Sometime during the morning, a distant explosion of unknown origin had provided the last little bit of weight and vibration that could be withstood by a street paved over the hastily constructed shelter and the whole crazy hollow thing collapsed. The road maintenance crew had not gotten around to putting up barriers around the hole and the chauffeur, hurrying as usual, almost drove right into it. Only a nagging presentiment warned him that something was not right and he slowed down, stopping just short of a historically interesting automobile accident. This was the kind of thing that kept her constantly on edge in Orb: her entire experience in the haphazardly re-built state sounded better than it lived.

Cagalli had planned to see Kira that very morning, but the impeccable timing of Orb’s administrative consortium had decided to call an urgent meeting, the details of which were yet to be revealed. She hoped Lacus would be able to catch him fresh after the long rest and to talk some sense into him. Somebody needed to let Kira know exactly which rock and what kind of hard place he was between.

If Athrun had been unwilling to talk about what transpired on the satellite, the crew that had serviced the Hegira on his return, against all odds, had suffered from no such reticence. The media had played the drama for all it was worth, releasing it in tiny episodes, milking the interest and the money even after statements were released to clear Athrun of all charges.

Eventually, they got to the part of the story where the truth of Junius 7 was revealed, and the shit hit the proverbial fan. The nuclear destruction of the agricultural colony was transformed from a tragic incident into an ugly scandal: violence, murder and conspiracy, doled out in teasing, skin-crawling doses. The private lives of the Zala family, Kira Yamato and Rau Le Kleuze were dragged into the light and piously tittered over by the commentators whose own behaviour went unexamined. Only Athrun had survived to be reviled and so he became the focus for the outrage, despite the fact that people who had known him before the “Satellite incident” generally remembered with fondness or respect.
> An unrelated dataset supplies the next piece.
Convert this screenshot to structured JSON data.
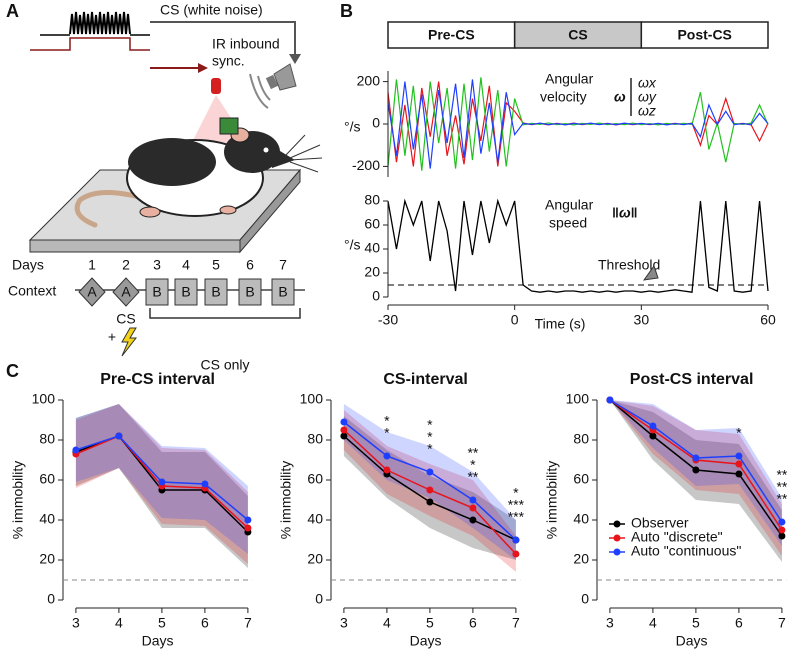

It would not have mattered if Athrun had played a decisive role in bringing about the end of the last war, Cagalli thought. In the PLANTs, the contempt he was regarded with was compounded by the fact that he was the son of Patrick Zala. Maybe he thought he could keep a low profile and the interest would die. Cagalli doubted it; the media would hunt him down and eat him alive.

She stepped out of the car and started towards the Coliseum. A bird swooped overhead, and its piping cry faded into the wind, a long laugh ending in a husky croak. It sounded vaguely familiar. Cagalli stopped. Torii?

Hardly daring to hope, she began to run, away from the building. The clouds flew over her head faster than she, rushing eastwards; yet into her face the rising wind blew, stronger and stronger, picking up particles as it rose.

Voices called her name; she saw her aides rushing towards her from the building. But something drove her to ignore them, to run on. And then she stumbled as ahead of her a figure took shape against the brilliant sun, like an apparition in a golden mist. The bars of cloud overtook the sun and the blazing light died, all colour dropping away, and before her stood her brother.

Cagalli’s yell was pure triumphant delight. “Kira!”

“Hey!” Kira returned, beaming, and yelped as his sister barrelled into him.

And in a great blaze of yellow-white light, the sun re-emerged from behind the thick clouds and shone down on the close bodies of the reunited siblings.